The Atlantic menhaden sustains East Coast angling and coastal economies—but these forage fish are at a turning point
Anglers up and down the Atlantic coast know that a shortcut to finding gamefish is to follow the birds. When birds are working on the horizon, dive-bombing schools of menhaden—the meal that’s also critical to many popular gamefish—you can’t get out of the no-wake zone fast enough. It is going to be a good day of fishing.
Atlantic menhaden, also known as pogey or bunker, are high-protein forage fish that striped bass, tuna, mackerel, sharks, drum, cobia, and tarpon from Maine to Florida depend on for food. You name it, if you are casting a line to it, it’s most likely feeding on menhaden.
Menhaden also help filter water and improve marine habitats. By feeding on algae-causing plankton, an adult menhaden can filter 2.4 gallons of water per minute. Their importance to the ecosystem is clear. Remove them, and the system breaks down.
Simply put, there is no fish that means more to the East Coast than Atlantic menhaden, and their future is being determined right now.
Beyond Bait
Menhaden are also the most heavily commercially fished species in the nation, though you will never see it on a menu or in a fish market. Billions are ground up and used in products such as fertilizer, pet food, and cosmetics. More individual menhaden are caught each year than any other fish species, and they are second only to Alaskan pollock when measured by pounds harvested.
That commercial harvest could be costing sportfish a valuable food source.
Unfortunately for the “most important fish in the sea,” current management of menhaden stocks does not account for their critical role in the marine food chain. As a result, menhaden are managed in a way that puts gamefish populations, and our recreational fishing opportunities, at risk.
However, anglers now have a brief window to speak up for improvements to the immediate and future management of menhaden, which would benefit sportfishing, water quality, and coastal communities.

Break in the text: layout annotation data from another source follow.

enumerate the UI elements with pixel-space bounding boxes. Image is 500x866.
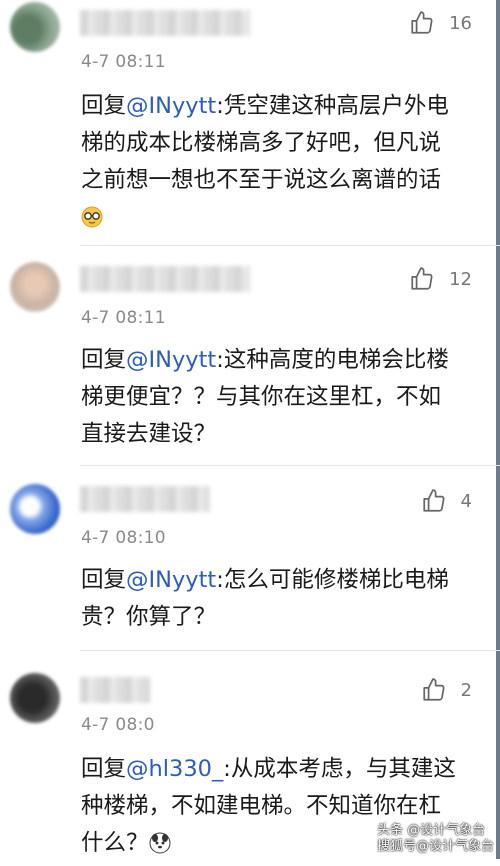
like-button[interactable]: 2 [421,677,472,703]
like-count: 2 [460,679,472,701]
scrollbar-track [496,0,500,859]
username[interactable] [80,266,250,292]
thumbs-up-icon [411,11,433,34]
comment-timestamp: 4-7 08:10 [81,528,166,548]
watermark: 头条 @设计气象台 搜狐号@设计气象台 [377,823,494,855]
divider [80,650,500,651]
mention-link[interactable]: @hl330_ [126,756,223,782]
username[interactable] [80,677,150,703]
like-button[interactable]: 4 [421,488,472,514]
comment-body: 回复@INyytt:怎么可能修楼梯比电梯贵？你算了？ [81,562,462,636]
thumbs-up-icon [422,678,445,701]
mention-link[interactable]: @INyytt [126,567,216,593]
avatar[interactable] [10,484,60,534]
face-with-glasses-icon [81,203,103,240]
avatar[interactable] [10,262,60,312]
reply-prefix: 回复 [81,756,127,782]
comment-item: 4 4-7 08:10 回复@INyytt:怎么可能修楼梯比电梯贵？你算了？ [0,470,496,650]
thumbs-up-icon [411,267,433,290]
like-button[interactable]: 16 [409,10,472,36]
like-count: 12 [449,268,472,290]
like-count: 4 [460,490,472,512]
comment-item: 12 4-7 08:11 回复@INyytt:这种高度的电梯会比楼梯更便宜？？与… [0,250,496,470]
reply-prefix: 回复 [81,567,127,593]
comment-timestamp: 4-7 08:0 [81,715,155,735]
like-button[interactable]: 12 [409,266,472,292]
avatar[interactable] [10,673,60,723]
comment-timestamp: 4-7 08:11 [81,52,166,72]
avatar[interactable] [10,2,60,52]
reply-prefix: 回复 [81,93,127,119]
comment-body: 回复@INyytt:这种高度的电梯会比楼梯更便宜？？与其你在这里杠，不如直接去建… [81,342,462,453]
dog-face-icon [149,829,171,866]
watermark-line: 头条 @设计气象台 [376,823,486,838]
watermark-line: 搜狐号@设计气象台 [376,839,494,854]
divider [80,465,500,466]
comment-timestamp: 4-7 08:11 [81,308,166,328]
thumbs-up-icon [422,489,445,512]
username[interactable] [80,486,210,512]
mention-link[interactable]: @INyytt [126,93,216,119]
comment-item: 16 4-7 08:11 回复@INyytt:凭空建这种高层户外电梯的成本比楼梯… [0,0,496,245]
mention-link[interactable]: @INyytt [126,347,216,373]
username[interactable] [80,10,250,36]
reply-prefix: 回复 [81,347,127,373]
divider [80,245,500,246]
like-count: 16 [449,12,472,34]
comment-body: 回复@INyytt:凭空建这种高层户外电梯的成本比楼梯高多了好吧，但凡说之前想一… [81,88,462,240]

A Call to Action for Anglers
In November 2017, the Atlantic States Marine Fishing Commission, decided on proposed changes to the Interstate Fishery Management Plan for menhaden. Now, the commission must implement improvements.
One of the most critical issues for anglers is the development of menhaden-specific management metrics that account for the ecosystem-wide benefits they provide, including their critical role as forage fish. But we must also urge the commission to immediately move management of menhaden to a conservative harvest, while giving ASFMC experts time to develop these menhaden-specific metrics.

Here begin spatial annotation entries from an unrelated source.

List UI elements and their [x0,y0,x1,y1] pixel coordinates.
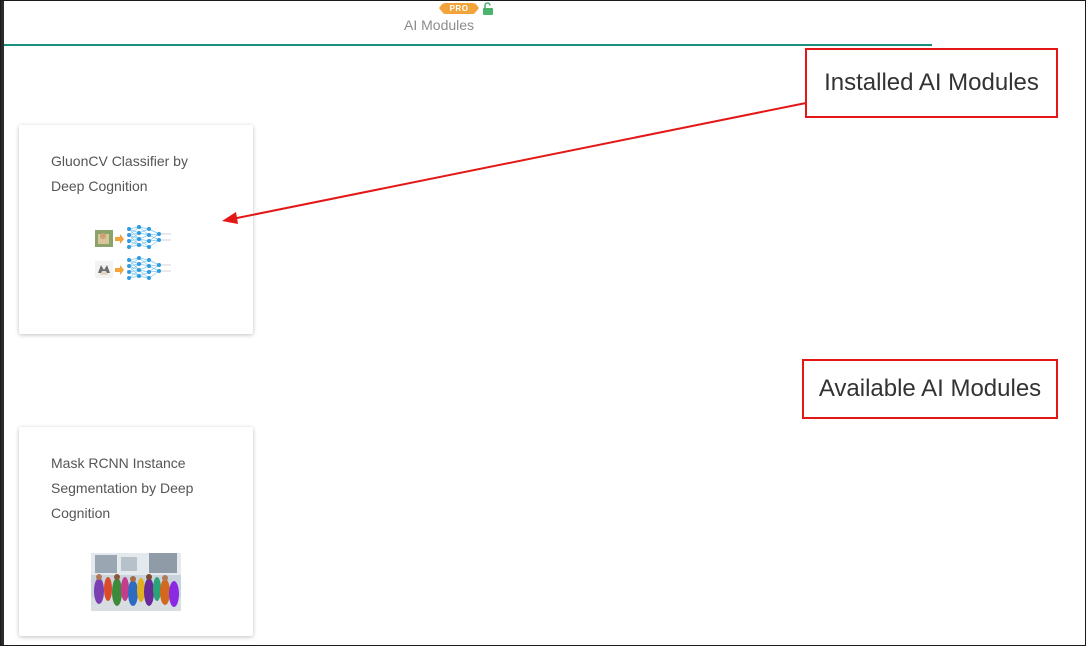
neural-network-classifier-image [95,225,171,280]
tab-active-indicator [4,44,932,46]
window-edge [1,1,4,645]
pro-badge: PRO [439,3,479,14]
module-card-gluoncv[interactable]: GluonCV Classifier by Deep Cognition [19,125,253,334]
tab-label: AI Modules [404,17,475,33]
available-modules-callout: Available AI Modules [802,359,1058,419]
instance-segmentation-image [91,553,181,611]
tab-ai-modules[interactable]: PRO AI Modules [395,2,505,42]
module-title: Mask RCNN Instance Segmentation by Deep … [51,455,194,521]
module-card-mask-rcnn[interactable]: Mask RCNN Instance Segmentation by Deep … [19,427,253,636]
lock-open-icon [483,2,493,15]
installed-modules-callout: Installed AI Modules [805,48,1058,118]
module-title: GluonCV Classifier by Deep Cognition [51,153,188,194]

Our future days on the water—not to mention the $27 billion in economic activity that recreational anglers generate depends on sportsmen and women taking a big stand for this little fish. Stay tuned for how you can support bringing forage fish management into the 21st century and ensure that future generations will have an opportunity to scan the horizon for the frenzied swoop of birds and the roiling waters of a striper blitz.
Photo credit for cover photo and first photo: Paul Dixon
I agree with the action above.
Keep New York fresh and clear!
I support the menhaden management plan for the east coast fishery. I am not an east coast fisherman but I have seen what can happen to a fishery when a forage fish population becomes depopulated. In the great lakes our sport fish, particularly king salmon depend on ailwives for their food source. When the ailwives suffered wit the inrusion of zebra mussels in the greatlakes the detrimental effect on our salmon was almost immediate. Our sport fishing industry, a significant economic contributor, has suffered accordingly. Don’t let the same thing happen along the east coast.
This is a critical issue that needs to be addressed. Our nations fishery’s are a stake!
I have been fishing in the Gulf of Mexico for 70 years and have seen many changes. I am a retired Pharmacist and have had a master captains license, and have been a tournament director of one of the oldest tournaments on the Gulf coast. I applied to be on the ad hoc advisory committee for the management of red snapper and was turned down saying that I didn’t qualify. Our fish in the Gulf are starving to death and eating each other. Porpoises are stealing trout off our lines in Grand Isle and stealing red snapper off long lines way offshore. No farmer, with any crop, would try to raise their crop and not feed it. Menhayden are over fished and will be extinct if not regulated.
Each large red snapper lays over one million eggs each spawn and they spawn several times a year. We need to do whatever steps are necessary to promote the raising of all of our baby fish and there would be plenty for everyone!!!